30th November 2022
We visited the National Trust’s Chastleton House to see it decorated for Christmas. We try and visit a National Trust house at this time of year to see the Christmas decorations. We bypass houses such as Waddesdon Manor, as a protest, because they charge NT members who visit at Christmas time.
Chastleton House is a large house clothed in dilapidated splendour. The previous owners fell on hard times, with the resultant leaking roofs, no heating and poor decoration. The NT has preserved this look throughout the house. The house was decorated for a 1960s Christmas. You can see vinyl records, the old tube monochrome TV, the old 60s GPO phones and valve radios. The homemade crackers were brilliantly made by the volunteers from crêpe paper and toilet rolls. Do you remember making paper chains by sticking together coloured pieces of paper? The volunteers must have spent a while making all those on display! Great use was made of games and various glasses and cocktail paraphernalia. Champagne coups were a feature and some wonderful 60s food. There were also exhibits from before the 1960s. At Christmas in 1938, the children’s parcels were parachuted in by an uncle who was an RAF pilot. The parcels were scattered across the front lawn, stuck in trees and attached to the house. R spied a thriller written by one of the last private owners. Yes, she ordered a copy, but sadly could not find one with the same attractive jacket.
There was limited access to the gardens, but nice for a quick wander.
After our visit we looked for somewhere to eat (yes, shockingly there is no NT tea-room!), and ended up in the roadside Cotswold Cafe next to a garage. Excellent; it was very clean and served very good basic grub. I had a baked potato with baked beans, cheese and salad while R had a tuna mayonnaise filled roll with salad. The cafe was decorated with old motoring memorabilia, see the model campervan photo.

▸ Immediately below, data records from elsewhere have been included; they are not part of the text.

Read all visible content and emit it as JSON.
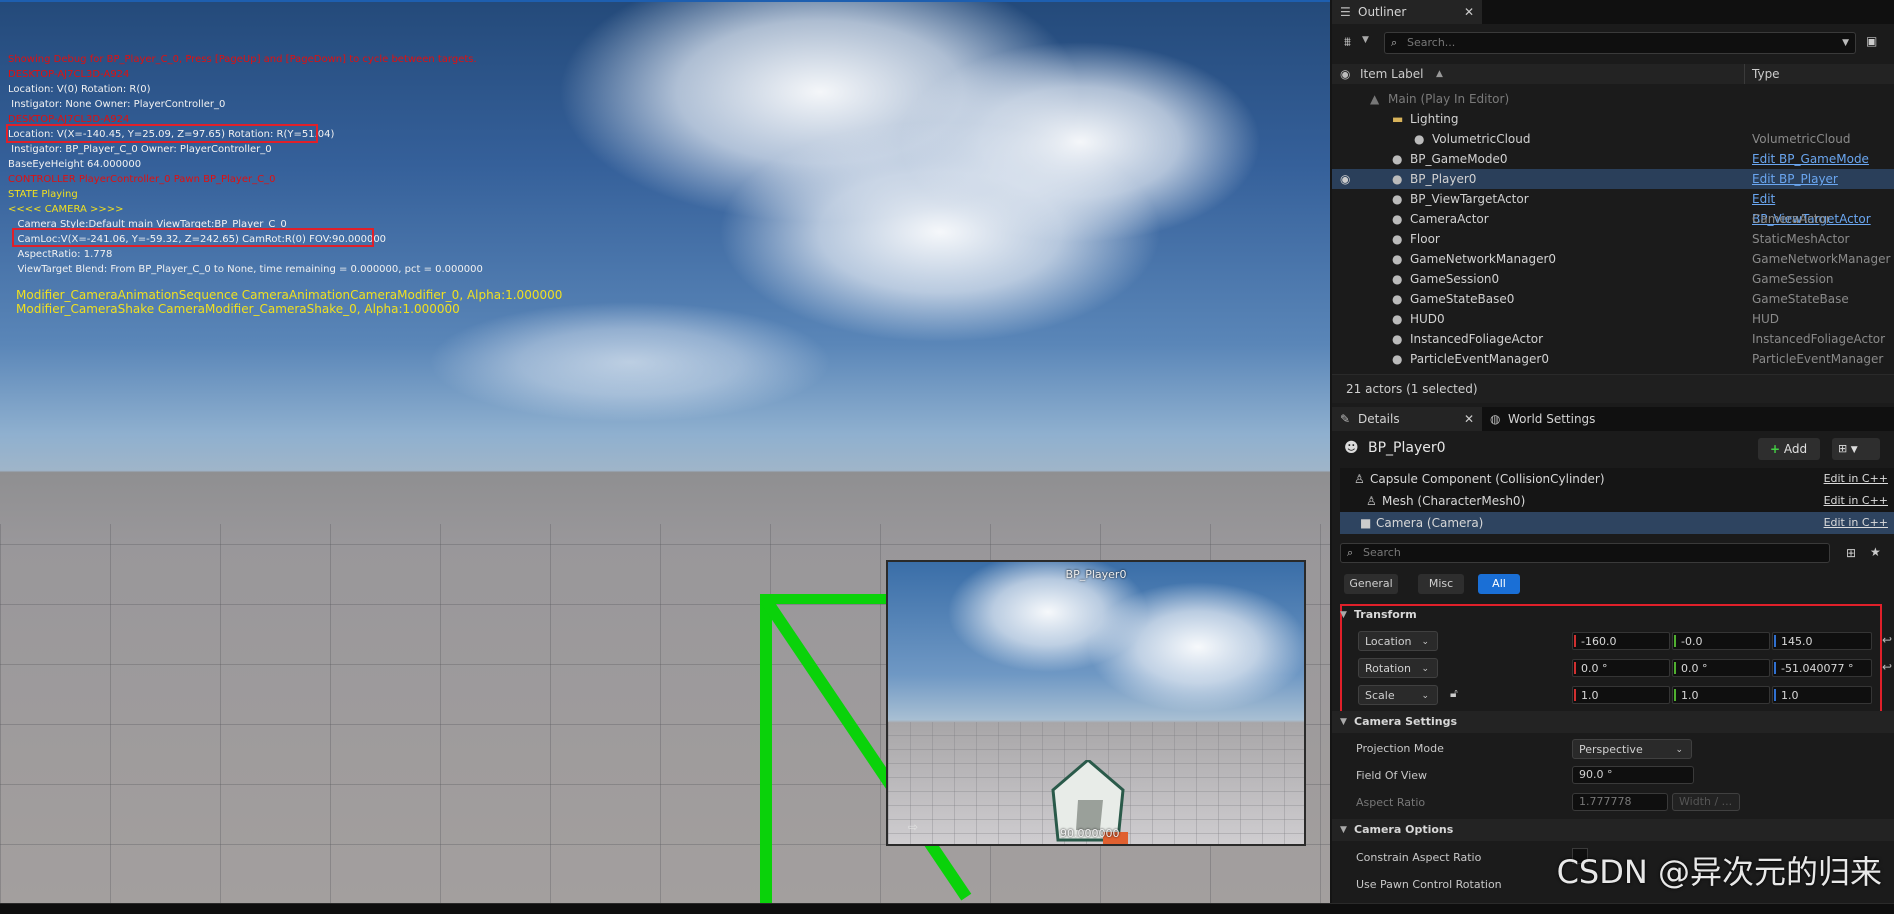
{
  "viewport": {
    "debug_lines": [
      {
        "text": "Showing Debug for BP_Player_C_0, Press [PageUp] and [PageDown] to cycle between targets.",
        "color": "red"
      },
      {
        "text": "DESKTOP-AJ7CL3D-A924",
        "color": "red"
      },
      {
        "text": "Location: V(0) Rotation: R(0)",
        "color": "white"
      },
      {
        "text": " Instigator: None Owner: PlayerController_0",
        "color": "white"
      },
      {
        "text": "DESKTOP-AJ7CL3D-A924",
        "color": "red"
      },
      {
        "text": "Location: V(X=-140.45, Y=25.09, Z=97.65) Rotation: R(Y=51.04)",
        "color": "white"
      },
      {
        "text": " Instigator: BP_Player_C_0 Owner: PlayerController_0",
        "color": "white"
      },
      {
        "text": "BaseEyeHeight 64.000000",
        "color": "white"
      },
      {
        "text": "CONTROLLER PlayerController_0 Pawn BP_Player_C_0",
        "color": "red"
      },
      {
        "text": "STATE Playing",
        "color": "yellow"
      },
      {
        "text": "<<<< CAMERA >>>>",
        "color": "yellow"
      },
      {
        "text": "   Camera Style:Default main ViewTarget:BP_Player_C_0",
        "color": "white"
      },
      {
        "text": "   CamLoc:V(X=-241.06, Y=-59.32, Z=242.65) CamRot:R(0) FOV:90.000000",
        "color": "white"
      },
      {
        "text": "   AspectRatio: 1.778",
        "color": "white"
      },
      {
        "text": "   ViewTarget Blend: From BP_Player_C_0 to None, time remaining = 0.000000, pct = 0.000000",
        "color": "white"
      }
    ],
    "modifier_lines": [
      "Modifier_CameraAnimationSequence CameraAnimationCameraModifier_0, Alpha:1.000000",
      "Modifier_CameraShake CameraModifier_CameraShake_0, Alpha:1.000000"
    ],
    "pip": {
      "title": "BP_Player0",
      "fov_text": "90.000000"
    }
  },
  "outliner": {
    "tab_label": "Outliner",
    "search_placeholder": "Search...",
    "col_label": "Item Label",
    "col_type": "Type",
    "rows": [
      {
        "label": "Main (Play In Editor)",
        "type": "",
        "indent": 1,
        "dim": true
      },
      {
        "label": "Lighting",
        "type": "",
        "indent": 2,
        "folder": true
      },
      {
        "label": "VolumetricCloud",
        "type": "VolumetricCloud",
        "indent": 3
      },
      {
        "label": "BP_GameMode0",
        "type": "Edit BP_GameMode",
        "indent": 2,
        "link": true
      },
      {
        "label": "BP_Player0",
        "type": "Edit BP_Player",
        "indent": 2,
        "link": true,
        "selected": true
      },
      {
        "label": "BP_ViewTargetActor",
        "type": "Edit BP_ViewTargetActor",
        "indent": 2,
        "link": true
      },
      {
        "label": "CameraActor",
        "type": "CameraActor",
        "indent": 2
      },
      {
        "label": "Floor",
        "type": "StaticMeshActor",
        "indent": 2
      },
      {
        "label": "GameNetworkManager0",
        "type": "GameNetworkManager",
        "indent": 2
      },
      {
        "label": "GameSession0",
        "type": "GameSession",
        "indent": 2
      },
      {
        "label": "GameStateBase0",
        "type": "GameStateBase",
        "indent": 2
      },
      {
        "label": "HUD0",
        "type": "HUD",
        "indent": 2
      },
      {
        "label": "InstancedFoliageActor",
        "type": "InstancedFoliageActor",
        "indent": 2
      },
      {
        "label": "ParticleEventManager0",
        "type": "ParticleEventManager",
        "indent": 2
      }
    ],
    "status": "21 actors (1 selected)"
  },
  "details": {
    "tab_label": "Details",
    "tab2_label": "World Settings",
    "actor_name": "BP_Player0",
    "add_label": "Add",
    "components": [
      {
        "label": "Capsule Component (CollisionCylinder)",
        "edit": "Edit in C++"
      },
      {
        "label": "Mesh (CharacterMesh0)",
        "edit": "Edit in C++"
      },
      {
        "label": "Camera (Camera)",
        "edit": "Edit in C++",
        "selected": true
      }
    ],
    "search_placeholder": "Search",
    "filters": [
      "General",
      "Misc",
      "All"
    ],
    "transform": {
      "title": "Transform",
      "location": {
        "label": "Location",
        "x": "-160.0",
        "y": "-0.0",
        "z": "145.0"
      },
      "rotation": {
        "label": "Rotation",
        "x": "0.0 °",
        "y": "0.0 °",
        "z": "-51.040077 °"
      },
      "scale": {
        "label": "Scale",
        "x": "1.0",
        "y": "1.0",
        "z": "1.0"
      }
    },
    "camera_settings": {
      "title": "Camera Settings",
      "projection_label": "Projection Mode",
      "projection_value": "Perspective",
      "fov_label": "Field Of View",
      "fov_value": "90.0 °",
      "aspect_label": "Aspect Ratio",
      "aspect_value": "1.777778",
      "aspect_preset": "Width / ..."
    },
    "camera_options": {
      "title": "Camera Options",
      "constrain_label": "Constrain Aspect Ratio",
      "pawn_label": "Use Pawn Control Rotation"
    }
  },
  "watermark": "CSDN @异次元的归来",
  "colors": {
    "accent": "#1a6fd6",
    "highlight": "#e0202a",
    "green_line": "#0ad20a"
  }
}
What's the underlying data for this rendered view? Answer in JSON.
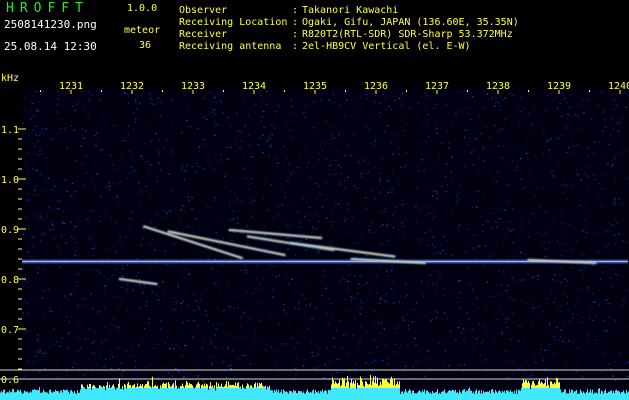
{
  "header": {
    "app_title": "HROFFT",
    "app_version": "1.0.0",
    "file_name": "2508141230.png",
    "mode_label": "meteor",
    "date_time": "25.08.14 12:30",
    "meteor_count": "36"
  },
  "station_info": [
    {
      "label": "Observer",
      "value": "Takanori Kawachi"
    },
    {
      "label": "Receiving Location",
      "value": "Ogaki, Gifu, JAPAN (136.60E, 35.35N)"
    },
    {
      "label": "Receiver",
      "value": "R820T2(RTL-SDR) SDR-Sharp 53.372MHz"
    },
    {
      "label": "Receiving antenna",
      "value": "2el-HB9CV Vertical (el. E-W)"
    }
  ],
  "colon": ":",
  "axes": {
    "y_unit": "kHz",
    "x_tick_labels": [
      "1231",
      "1232",
      "1233",
      "1234",
      "1235",
      "1236",
      "1237",
      "1238",
      "1239",
      "1240"
    ],
    "y_tick_labels": [
      "1.1",
      "1.0",
      "0.9",
      "0.8",
      "0.7",
      "0.6"
    ]
  },
  "chart_data": {
    "type": "heatmap",
    "x_ticks": [
      1231,
      1232,
      1233,
      1234,
      1235,
      1236,
      1237,
      1238,
      1239,
      1240
    ],
    "y_ticks": [
      1.1,
      1.0,
      0.9,
      0.8,
      0.7,
      0.6
    ],
    "ylabel": "kHz",
    "carrier_khz": 0.835,
    "meteor_echoes": [
      {
        "x_start": 1232.2,
        "y_start": 0.905,
        "x_end": 1233.8,
        "y_end": 0.842
      },
      {
        "x_start": 1232.6,
        "y_start": 0.895,
        "x_end": 1234.5,
        "y_end": 0.848
      },
      {
        "x_start": 1233.9,
        "y_start": 0.885,
        "x_end": 1235.3,
        "y_end": 0.858
      },
      {
        "x_start": 1234.6,
        "y_start": 0.872,
        "x_end": 1236.3,
        "y_end": 0.845
      },
      {
        "x_start": 1233.6,
        "y_start": 0.898,
        "x_end": 1235.1,
        "y_end": 0.882
      },
      {
        "x_start": 1235.6,
        "y_start": 0.84,
        "x_end": 1236.8,
        "y_end": 0.832
      },
      {
        "x_start": 1238.5,
        "y_start": 0.838,
        "x_end": 1239.6,
        "y_end": 0.832
      },
      {
        "x_start": 1231.8,
        "y_start": 0.8,
        "x_end": 1232.4,
        "y_end": 0.79
      }
    ],
    "colors": {
      "carrier": "#7090ff",
      "echo": "#ffe060",
      "noise": "#2030a0",
      "level_bar": "#40e8ff"
    }
  }
}
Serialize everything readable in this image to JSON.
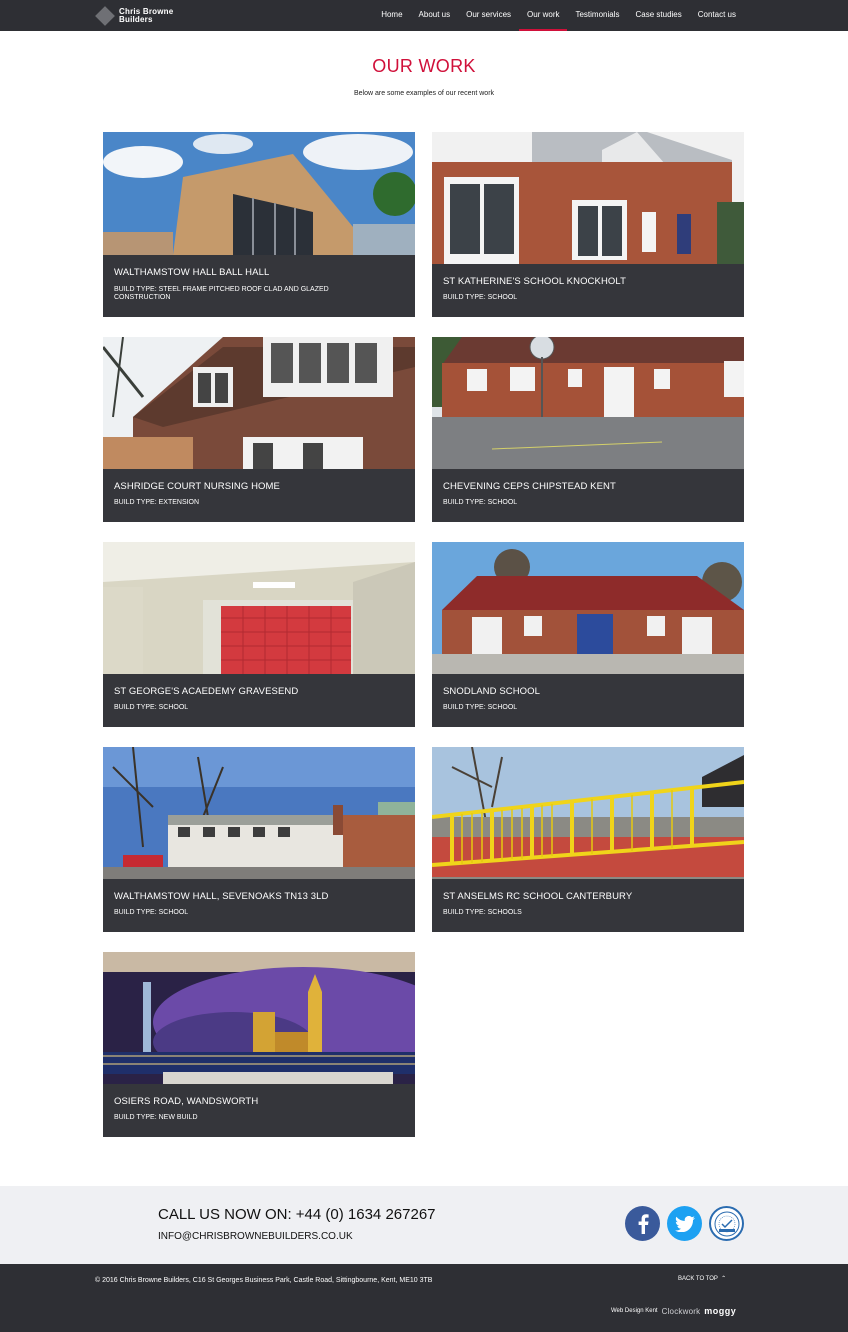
{
  "header": {
    "logo_line1": "Chris Browne",
    "logo_line2": "Builders",
    "nav": [
      "Home",
      "About us",
      "Our services",
      "Our work",
      "Testimonials",
      "Case studies",
      "Contact us"
    ],
    "active_nav": "Our work"
  },
  "page": {
    "title": "OUR WORK",
    "subtitle": "Below are some examples of our recent work"
  },
  "projects": [
    {
      "title": "WALTHAMSTOW HALL BALL HALL",
      "build_type": "BUILD TYPE: STEEL FRAME PITCHED ROOF CLAD AND GLAZED CONSTRUCTION"
    },
    {
      "title": "ST KATHERINE'S SCHOOL KNOCKHOLT",
      "build_type": "BUILD TYPE: SCHOOL"
    },
    {
      "title": "ASHRIDGE COURT NURSING HOME",
      "build_type": "BUILD TYPE: EXTENSION"
    },
    {
      "title": "CHEVENING CEPS CHIPSTEAD KENT",
      "build_type": "BUILD TYPE: SCHOOL"
    },
    {
      "title": "ST GEORGE'S ACAEDEMY GRAVESEND",
      "build_type": "BUILD TYPE: SCHOOL"
    },
    {
      "title": "SNODLAND SCHOOL",
      "build_type": "BUILD TYPE: SCHOOL"
    },
    {
      "title": "WALTHAMSTOW HALL, SEVENOAKS TN13 3LD",
      "build_type": "BUILD TYPE: SCHOOL"
    },
    {
      "title": "ST ANSELMS RC SCHOOL CANTERBURY",
      "build_type": "BUILD TYPE: SCHOOLS"
    },
    {
      "title": "OSIERS ROAD, WANDSWORTH",
      "build_type": "BUILD TYPE: NEW BUILD"
    }
  ],
  "contact": {
    "call": "CALL US NOW ON: +44 (0) 1634 267267",
    "email": "INFO@CHRISBROWNEBUILDERS.CO.UK"
  },
  "social": [
    {
      "icon": "facebook-icon",
      "color": "#3a5a9b"
    },
    {
      "icon": "twitter-icon",
      "color": "#1da1f2"
    },
    {
      "icon": "approved-badge-icon",
      "color": "#2b6cb0"
    }
  ],
  "footer": {
    "copyright": "© 2016 Chris Browne Builders, C16 St Georges Business Park, Castle Road, Sittingbourne, Kent, ME10 3TB",
    "back_to_top": "BACK TO TOP",
    "credit_label": "Web Design Kent",
    "credit_brand_1": "Clockwork",
    "credit_brand_2": "moggy"
  },
  "colors": {
    "accent": "#d0103a",
    "dark": "#2e2f34",
    "card": "#35363b",
    "band": "#eff0f3"
  }
}
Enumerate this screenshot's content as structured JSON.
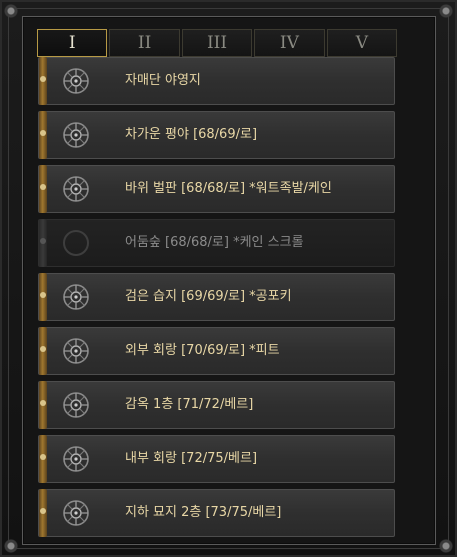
{
  "tabs": [
    {
      "label": "I",
      "active": true
    },
    {
      "label": "II",
      "active": false
    },
    {
      "label": "III",
      "active": false
    },
    {
      "label": "IV",
      "active": false
    },
    {
      "label": "V",
      "active": false
    }
  ],
  "entries": [
    {
      "label": "자매단 야영지",
      "locked": false
    },
    {
      "label": "차가운 평야 [68/69/로]",
      "locked": false
    },
    {
      "label": "바위 벌판 [68/68/로] *워트족발/케인",
      "locked": false
    },
    {
      "label": "어둠숲 [68/68/로] *케인 스크롤",
      "locked": true
    },
    {
      "label": "검은 습지 [69/69/로] *공포키",
      "locked": false
    },
    {
      "label": "외부 회랑 [70/69/로] *피트",
      "locked": false
    },
    {
      "label": "감옥 1층 [71/72/베르]",
      "locked": false
    },
    {
      "label": "내부 회랑 [72/75/베르]",
      "locked": false
    },
    {
      "label": "지하 묘지 2층 [73/75/베르]",
      "locked": false
    }
  ],
  "colors": {
    "active_tab_border": "#b79a45",
    "label_gold": "#e8d7a6",
    "label_dim": "#8b8b8b"
  },
  "icons": {
    "waypoint": "waypoint-rune-icon",
    "locked": "empty-circle-icon"
  }
}
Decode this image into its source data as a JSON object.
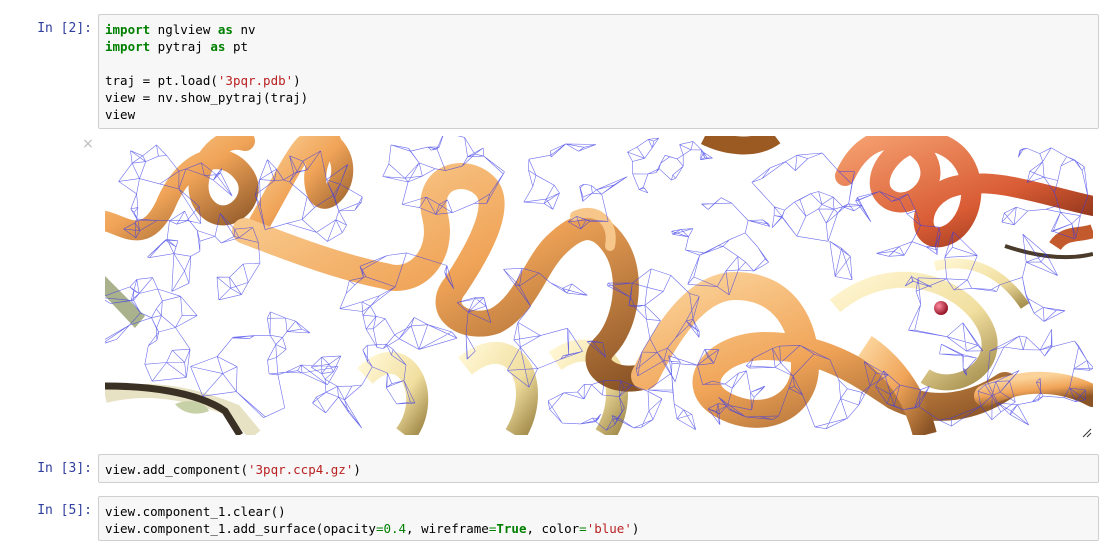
{
  "cells": [
    {
      "prompt": "In [2]:",
      "lines": [
        [
          {
            "t": "import",
            "c": "kw"
          },
          {
            "t": " nglview ",
            "c": ""
          },
          {
            "t": "as",
            "c": "kw"
          },
          {
            "t": " nv",
            "c": ""
          }
        ],
        [
          {
            "t": "import",
            "c": "kw"
          },
          {
            "t": " pytraj ",
            "c": ""
          },
          {
            "t": "as",
            "c": "kw"
          },
          {
            "t": " pt",
            "c": ""
          }
        ],
        [],
        [
          {
            "t": "traj = pt.load(",
            "c": ""
          },
          {
            "t": "'3pqr.pdb'",
            "c": "str"
          },
          {
            "t": ")",
            "c": ""
          }
        ],
        [
          {
            "t": "view = nv.show_pytraj(traj)",
            "c": ""
          }
        ],
        [
          {
            "t": "view",
            "c": ""
          }
        ]
      ]
    },
    {
      "prompt": "In [3]:",
      "lines": [
        [
          {
            "t": "view.add_component(",
            "c": ""
          },
          {
            "t": "'3pqr.ccp4.gz'",
            "c": "str"
          },
          {
            "t": ")",
            "c": ""
          }
        ]
      ]
    },
    {
      "prompt": "In [5]:",
      "lines": [
        [
          {
            "t": "view.component_1.clear()",
            "c": ""
          }
        ],
        [
          {
            "t": "view.component_1.add_surface(opacity",
            "c": ""
          },
          {
            "t": "=",
            "c": "op"
          },
          {
            "t": "0.4",
            "c": "num"
          },
          {
            "t": ", wireframe",
            "c": ""
          },
          {
            "t": "=",
            "c": "op"
          },
          {
            "t": "True",
            "c": "kwc"
          },
          {
            "t": ", color",
            "c": ""
          },
          {
            "t": "=",
            "c": "op"
          },
          {
            "t": "'blue'",
            "c": "str"
          },
          {
            "t": ")",
            "c": ""
          }
        ]
      ]
    }
  ],
  "output": {
    "close_glyph": "×",
    "viewer": {
      "wireframe_color": "#3b3bea",
      "helix_color": "#f2a65a",
      "helix_light_color": "#f6e3a8",
      "helix_red_color": "#e0643c",
      "ligand_color": "#b8202a"
    }
  },
  "icons": {
    "close": "close-icon",
    "resize": "resize-handle-icon"
  }
}
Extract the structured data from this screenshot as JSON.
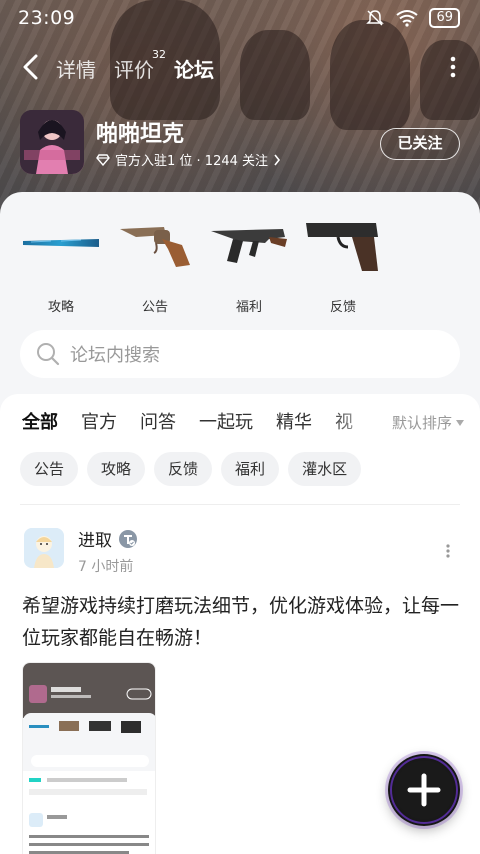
{
  "status_bar": {
    "time": "23:09",
    "battery": "69"
  },
  "nav": {
    "tabs": [
      {
        "label": "详情"
      },
      {
        "label": "评价",
        "badge": "32"
      },
      {
        "label": "论坛"
      }
    ],
    "active_tab": "论坛"
  },
  "game": {
    "title": "啪啪坦克",
    "subtitle": "官方入驻1 位 · 1244 关注",
    "follow_label": "已关注"
  },
  "categories": [
    {
      "label": "攻略",
      "icon": "baseball-bat-icon"
    },
    {
      "label": "公告",
      "icon": "revolver-icon"
    },
    {
      "label": "福利",
      "icon": "rifle-icon"
    },
    {
      "label": "反馈",
      "icon": "pistol-icon"
    }
  ],
  "search": {
    "placeholder": "论坛内搜索"
  },
  "forum_tabs": [
    "全部",
    "官方",
    "问答",
    "一起玩",
    "精华",
    "视"
  ],
  "sort_label": "默认排序",
  "chips": [
    "公告",
    "攻略",
    "反馈",
    "福利",
    "灌水区"
  ],
  "post": {
    "author": "进取",
    "time": "7 小时前",
    "content": "希望游戏持续打磨玩法细节，优化游戏体验，让每一位玩家都能自在畅游！"
  },
  "colors": {
    "accent": "#22d3c5",
    "panel_bg": "#f5f6f8"
  }
}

After our lunch we headed to the nearby limestone Rollright Stones, where you park in a layby in Oxfordshire. There is a nominal fee of a quid each to visit, which we put in the honesty box. There are three monuments – The Kings Men, a late Neolithic or Early Bronze Age stone circle, with nearby an Early or Middle Neolithic dolmen, named the Whispering Knights, while across the road (and in another county, Warwickshire) lies the King Stone, thought to be a single monolith Bronze Age grave marker.
Well worth a visit, though everything would have looked better on a bright sunny spring or frosty winter day, rather than the heavy overcast sky we were greeted with.
We have visited Chastleton House on other occasions. The previous visits were in 2007 and 2005. Did we remember doing so? Mmmm.